Ashryn shrugged. "That was an accident."

"No, it wasn't," Renni said. "But that was a kid's tantrum. This—this is war."

Ashryn raised her pistol. "You coming down, or do I have to climb up and drag you?"

Renni smiled. "Come and get me."

She turned and vanished into the upper walkways.

Ashryn cursed under her breath, reloaded, and started climbing the ladder on the far wall.

---

Location: Catwalks Above the Pit

The industrial maze above the arena was built like a trap. Narrow walkways, blind corners, rusted pipes hissing steam. Ashryn moved fast, blood dripping from her grazed shoulder.

"Should've brought backup," she muttered.

Footsteps echoed behind her. She pivoted and shot—just a decoy. Renni's tricks were already in motion.

"I was raised in these bones," Renni's voice echoed through the rafters. "You think I'd let you waltz in and take it?"

Ashryn chuckled, lips tight. "Pretty sure that's exactly what I'm doing."

Another volley of bullets from the side. She ducked, rolled, and returned fire. Hit one, winged another.

She dashed through a maintenance corridor, bootsteps slamming against rusted grates. She caught a flicker of motion, then another decoy.

Then a real one.

Renni appeared from the shadows, slamming into her. They grappled—Renni was strong. Older, but still vicious. She jabbed Ashryn's ribs, twisted her wrist, tried to disarm her.

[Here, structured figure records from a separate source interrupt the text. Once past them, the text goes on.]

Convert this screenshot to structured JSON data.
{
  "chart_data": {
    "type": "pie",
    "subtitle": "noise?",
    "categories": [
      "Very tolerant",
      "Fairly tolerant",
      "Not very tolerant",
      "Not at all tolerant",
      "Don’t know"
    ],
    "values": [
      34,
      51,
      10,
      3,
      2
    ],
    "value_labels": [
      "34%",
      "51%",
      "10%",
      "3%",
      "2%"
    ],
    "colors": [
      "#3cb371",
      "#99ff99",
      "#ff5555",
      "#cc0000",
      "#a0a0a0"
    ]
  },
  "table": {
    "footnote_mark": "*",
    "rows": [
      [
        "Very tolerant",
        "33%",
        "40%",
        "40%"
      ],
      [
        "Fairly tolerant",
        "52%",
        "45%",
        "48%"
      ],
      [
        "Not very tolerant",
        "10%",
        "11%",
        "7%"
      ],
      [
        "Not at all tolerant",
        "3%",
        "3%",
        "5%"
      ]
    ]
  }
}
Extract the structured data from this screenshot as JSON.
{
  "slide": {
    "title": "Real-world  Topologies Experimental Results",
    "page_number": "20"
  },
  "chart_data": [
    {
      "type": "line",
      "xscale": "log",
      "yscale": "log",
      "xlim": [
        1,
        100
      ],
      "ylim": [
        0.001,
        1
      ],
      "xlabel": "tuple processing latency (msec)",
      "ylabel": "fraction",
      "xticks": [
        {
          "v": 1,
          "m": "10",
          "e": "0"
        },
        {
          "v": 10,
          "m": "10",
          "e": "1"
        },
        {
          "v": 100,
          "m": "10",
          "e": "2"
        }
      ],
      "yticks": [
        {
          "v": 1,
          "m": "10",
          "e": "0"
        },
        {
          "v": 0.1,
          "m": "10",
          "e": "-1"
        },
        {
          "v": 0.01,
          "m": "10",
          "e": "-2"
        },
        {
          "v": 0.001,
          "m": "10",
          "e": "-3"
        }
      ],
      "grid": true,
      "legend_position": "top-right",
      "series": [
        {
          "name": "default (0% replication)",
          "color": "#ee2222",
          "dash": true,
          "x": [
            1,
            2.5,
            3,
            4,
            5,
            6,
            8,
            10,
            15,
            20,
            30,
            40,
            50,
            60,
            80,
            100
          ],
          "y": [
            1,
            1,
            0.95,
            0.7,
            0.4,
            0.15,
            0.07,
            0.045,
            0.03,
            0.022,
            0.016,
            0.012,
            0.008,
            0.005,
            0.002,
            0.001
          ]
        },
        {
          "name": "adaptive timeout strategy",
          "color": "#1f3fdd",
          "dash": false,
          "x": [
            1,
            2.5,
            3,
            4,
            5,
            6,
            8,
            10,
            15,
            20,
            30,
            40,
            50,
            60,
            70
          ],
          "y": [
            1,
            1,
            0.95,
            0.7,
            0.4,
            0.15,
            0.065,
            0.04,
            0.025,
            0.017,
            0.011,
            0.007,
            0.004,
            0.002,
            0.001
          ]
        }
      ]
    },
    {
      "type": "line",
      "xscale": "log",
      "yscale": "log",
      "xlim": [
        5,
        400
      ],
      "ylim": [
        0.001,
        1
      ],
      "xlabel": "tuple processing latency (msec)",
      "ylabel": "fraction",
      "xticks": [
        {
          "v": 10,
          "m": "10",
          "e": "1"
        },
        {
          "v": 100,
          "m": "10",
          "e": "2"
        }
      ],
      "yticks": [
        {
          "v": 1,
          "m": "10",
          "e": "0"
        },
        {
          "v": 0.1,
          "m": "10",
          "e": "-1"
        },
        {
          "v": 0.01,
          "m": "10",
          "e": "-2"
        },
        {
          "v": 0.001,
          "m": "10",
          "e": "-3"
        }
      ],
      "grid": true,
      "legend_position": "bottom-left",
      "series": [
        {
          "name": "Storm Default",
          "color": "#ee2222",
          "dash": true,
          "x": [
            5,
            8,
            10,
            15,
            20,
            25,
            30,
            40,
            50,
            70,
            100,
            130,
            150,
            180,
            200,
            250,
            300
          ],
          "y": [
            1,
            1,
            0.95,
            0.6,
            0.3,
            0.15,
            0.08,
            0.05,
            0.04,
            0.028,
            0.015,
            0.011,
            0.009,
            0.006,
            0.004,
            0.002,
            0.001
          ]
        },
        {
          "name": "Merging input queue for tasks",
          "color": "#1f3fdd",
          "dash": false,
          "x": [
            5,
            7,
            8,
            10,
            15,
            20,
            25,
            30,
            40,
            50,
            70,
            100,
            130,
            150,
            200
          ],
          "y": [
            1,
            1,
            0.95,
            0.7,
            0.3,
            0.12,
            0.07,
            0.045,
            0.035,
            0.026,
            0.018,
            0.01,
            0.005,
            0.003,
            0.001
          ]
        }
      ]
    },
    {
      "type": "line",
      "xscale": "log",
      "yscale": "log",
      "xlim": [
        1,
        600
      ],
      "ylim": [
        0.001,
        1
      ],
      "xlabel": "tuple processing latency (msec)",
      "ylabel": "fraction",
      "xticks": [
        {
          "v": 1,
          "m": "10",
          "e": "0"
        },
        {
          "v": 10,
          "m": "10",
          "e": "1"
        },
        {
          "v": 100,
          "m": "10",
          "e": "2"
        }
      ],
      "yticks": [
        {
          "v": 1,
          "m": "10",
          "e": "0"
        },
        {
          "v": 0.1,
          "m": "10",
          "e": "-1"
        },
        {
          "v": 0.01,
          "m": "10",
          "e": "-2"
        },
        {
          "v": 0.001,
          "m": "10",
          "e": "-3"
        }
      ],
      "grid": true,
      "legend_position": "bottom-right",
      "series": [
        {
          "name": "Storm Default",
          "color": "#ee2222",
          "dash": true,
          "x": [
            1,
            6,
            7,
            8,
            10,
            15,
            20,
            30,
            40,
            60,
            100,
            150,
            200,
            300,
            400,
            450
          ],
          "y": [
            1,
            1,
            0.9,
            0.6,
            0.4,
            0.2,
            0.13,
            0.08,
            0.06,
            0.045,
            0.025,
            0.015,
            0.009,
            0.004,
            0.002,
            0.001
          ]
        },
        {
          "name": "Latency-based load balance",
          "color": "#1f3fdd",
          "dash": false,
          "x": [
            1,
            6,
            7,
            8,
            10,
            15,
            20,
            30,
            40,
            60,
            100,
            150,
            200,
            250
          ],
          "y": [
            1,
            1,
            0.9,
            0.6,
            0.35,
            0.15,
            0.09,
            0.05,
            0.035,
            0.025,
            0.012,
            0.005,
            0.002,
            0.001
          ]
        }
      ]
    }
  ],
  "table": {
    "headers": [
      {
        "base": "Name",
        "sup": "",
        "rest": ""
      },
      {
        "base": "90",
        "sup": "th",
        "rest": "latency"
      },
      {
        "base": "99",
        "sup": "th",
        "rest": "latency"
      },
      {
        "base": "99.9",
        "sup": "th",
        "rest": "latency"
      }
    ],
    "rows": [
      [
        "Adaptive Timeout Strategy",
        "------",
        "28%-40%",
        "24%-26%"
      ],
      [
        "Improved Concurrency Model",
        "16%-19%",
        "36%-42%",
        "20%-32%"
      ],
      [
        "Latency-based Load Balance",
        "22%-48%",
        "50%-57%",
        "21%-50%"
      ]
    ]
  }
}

Ashryn fought back dirty—headbutt, elbow, knee. They crashed into the railing. Metal groaned.

"You always had a mouth," Renni growled, wrenching at Ashryn's arm.

Ashryn grunted. "You always stank of dead dreams."

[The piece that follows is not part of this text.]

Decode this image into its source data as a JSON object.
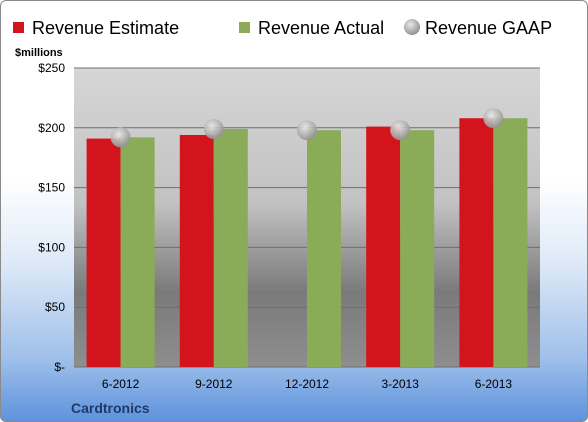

She let Renni pull forward, then twisted, dragging them both down through a scaffold to the lower walkway. They landed hard—Ashryn on top. She punched Renni square in the face.

Renni spat blood, laughed. "That all you got?"

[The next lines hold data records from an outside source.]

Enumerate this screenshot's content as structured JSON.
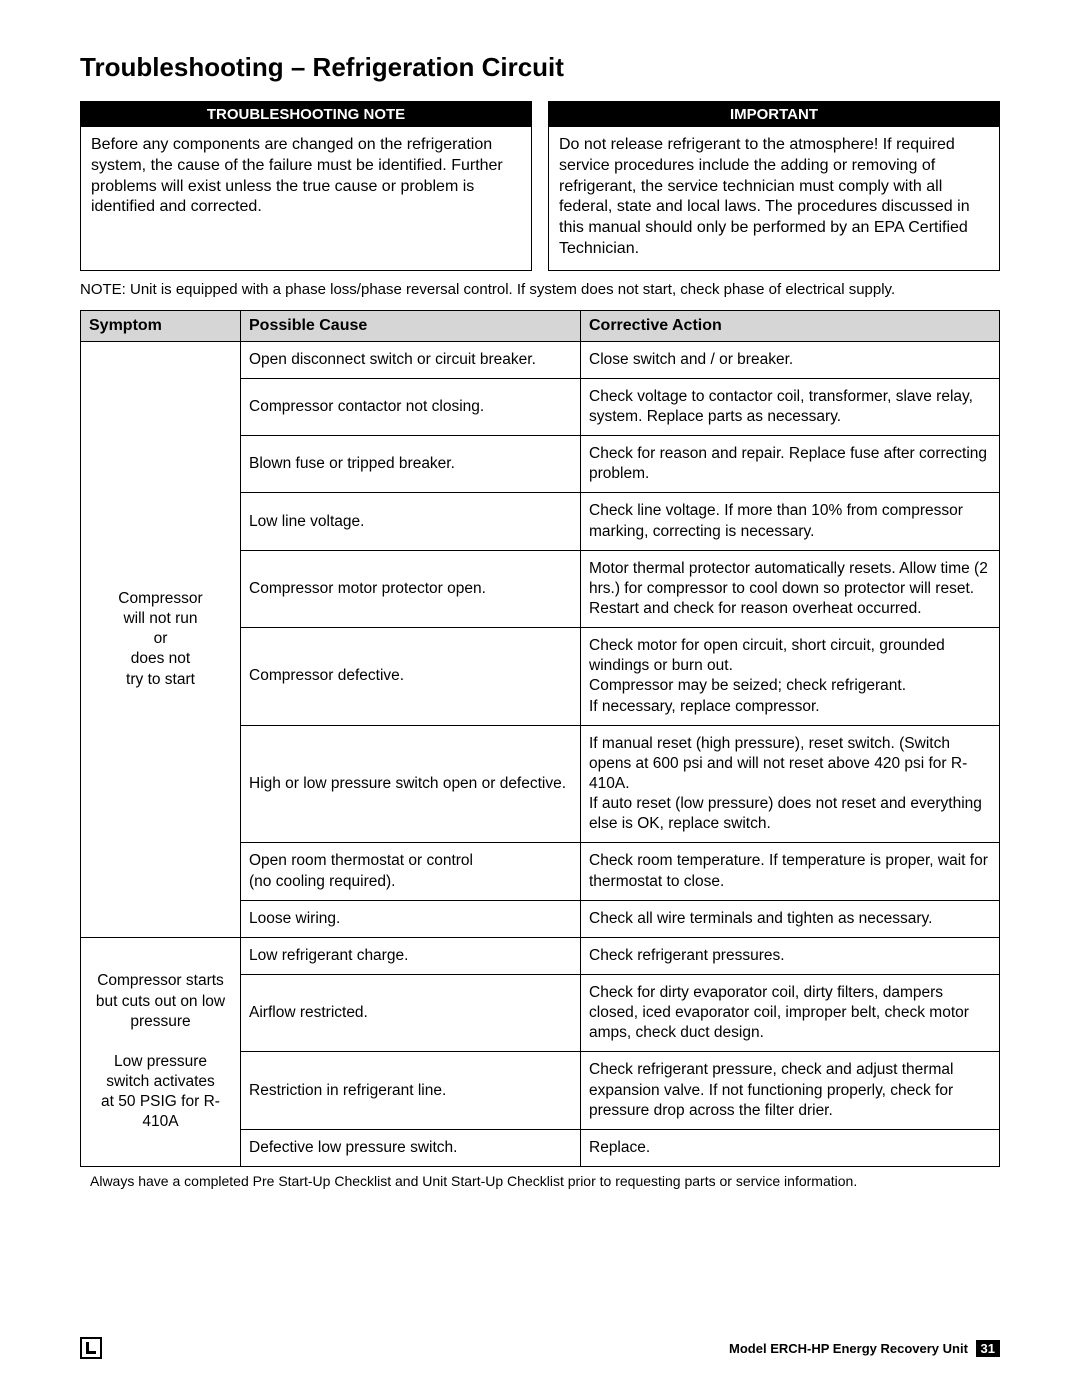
{
  "title": "Troubleshooting – Refrigeration Circuit",
  "callouts": {
    "left": {
      "header": "TROUBLESHOOTING NOTE",
      "body": "Before any components are changed on the refrigeration system, the cause of the failure must be identified. Further problems will exist unless the true cause or problem is identified and corrected."
    },
    "right": {
      "header": "IMPORTANT",
      "body": "Do not release refrigerant to the atmosphere! If required service procedures include the adding or removing of refrigerant, the service technician must comply with all federal, state and local laws. The procedures discussed in this manual should only be performed by an EPA Certified Technician."
    }
  },
  "noteLine": "NOTE: Unit is equipped with a phase loss/phase reversal control. If system does not start, check phase of electrical supply.",
  "table": {
    "headers": {
      "symptom": "Symptom",
      "cause": "Possible Cause",
      "action": "Corrective Action"
    },
    "groups": [
      {
        "symptom": "Compressor\nwill not run\nor\ndoes not\ntry to start",
        "rows": [
          {
            "cause": "Open disconnect switch or circuit breaker.",
            "action": "Close switch and / or breaker."
          },
          {
            "cause": "Compressor contactor not closing.",
            "action": "Check voltage to contactor coil, transformer, slave relay, system. Replace parts as necessary."
          },
          {
            "cause": "Blown fuse or tripped breaker.",
            "action": "Check for reason and repair. Replace fuse after correcting problem."
          },
          {
            "cause": "Low line voltage.",
            "action": "Check line voltage. If more than 10% from compressor marking, correcting is necessary."
          },
          {
            "cause": "Compressor motor protector open.",
            "action": "Motor thermal protector automatically resets. Allow time (2 hrs.) for compressor to cool down so protector will reset. Restart and check for reason overheat occurred."
          },
          {
            "cause": "Compressor defective.",
            "action": "Check motor for open circuit, short circuit, grounded windings or burn out.\nCompressor may be seized; check refrigerant.\nIf necessary, replace compressor."
          },
          {
            "cause": "High or low pressure switch open or defective.",
            "action": "If manual reset (high pressure), reset switch. (Switch opens at 600 psi and will not reset above 420 psi for R-410A.\nIf auto reset (low pressure) does not reset and everything else is OK, replace switch."
          },
          {
            "cause": "Open room thermostat or control\n(no cooling required).",
            "action": "Check room temperature. If temperature is proper, wait for thermostat to close."
          },
          {
            "cause": "Loose wiring.",
            "action": "Check all wire terminals and tighten as necessary."
          }
        ]
      },
      {
        "symptom": "Compressor starts\nbut cuts out on low\npressure\n\nLow pressure\nswitch activates\nat 50 PSIG for R-410A",
        "rows": [
          {
            "cause": "Low refrigerant charge.",
            "action": "Check refrigerant pressures."
          },
          {
            "cause": "Airflow restricted.",
            "action": "Check for dirty evaporator coil, dirty filters, dampers closed, iced evaporator coil, improper belt, check motor amps, check duct design."
          },
          {
            "cause": "Restriction in refrigerant line.",
            "action": "Check refrigerant pressure, check and adjust thermal expansion valve. If not functioning properly, check for pressure drop across the filter drier."
          },
          {
            "cause": "Defective low pressure switch.",
            "action": "Replace."
          }
        ]
      }
    ]
  },
  "footnote": "Always have a completed Pre Start-Up Checklist and Unit Start-Up Checklist prior to requesting parts or service information.",
  "footer": {
    "modelPrefix": "Model ERCH-HP Energy Recovery Unit",
    "pageNum": "31"
  },
  "style": {
    "pageWidth": 1080,
    "pageHeight": 1397,
    "colors": {
      "headerBg": "#d6d6d6",
      "calloutHeaderBg": "#000000",
      "calloutHeaderFg": "#ffffff",
      "border": "#000000",
      "text": "#000000",
      "pageNumBg": "#000000",
      "pageNumFg": "#ffffff"
    },
    "fonts": {
      "title": 26,
      "body": 16,
      "tableCell": 15.5,
      "tableHeader": 16,
      "noteLine": 15,
      "footnote": 14,
      "footer": 13
    }
  }
}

Ashryn stood, cracking her neck. "Nope. Just warming up."

---

Elsewhere in the Pit – Callum's POV

Callum had seen chaos before. Had lived through it, even thrived in it.

But this… this was calculated. This was someone carving her name into the marrow of Zaun.

He moved silently through the lower corridors, dispatching fleeing guards, cutting off retreat paths. He didn't say much. Never did.

But his eyes kept drifting up—toward the crashing and shouting overhead.

Toward her.

Eight years ago, he'd watched her bleed and get up again. Every single time.

He found one of the larger guards trying to rally a crew. Callum didn't hesitate. He used his short blade like a scalpel—silent, precise. When it was done, the guard gurgled on the floor and the crew had fled.

"Still following her," he murmured to himself.

Not because he believed.

Because she did.

---

Back in the Upper Catwalks

Renni was on the defensive now. Bleeding from her nose, limping slightly.

Ashryn stalked her like a wolf.

"No more pits," she said. "No more chains."

Renni snarled. "This city eats girls like you."

Ashryn raised her hands,and brought it down. "Then I guess I'm done being the meal."

Renni dropped. Ash climbed over her.

Started punching. Over and over.

Until Renni stopped breathing

---

Ashryn stood alone in the catwalks as sirens in the distance echoed faintly. Blood dripping from her hands.

She exhaled, finally letting the tension leak out of her shoulders.

"Chains break," she whispered.

Then, quieter—almost an afterthought—

"Well... That was therapeutic."

She turned and left the pit behind, footsteps fading into silence.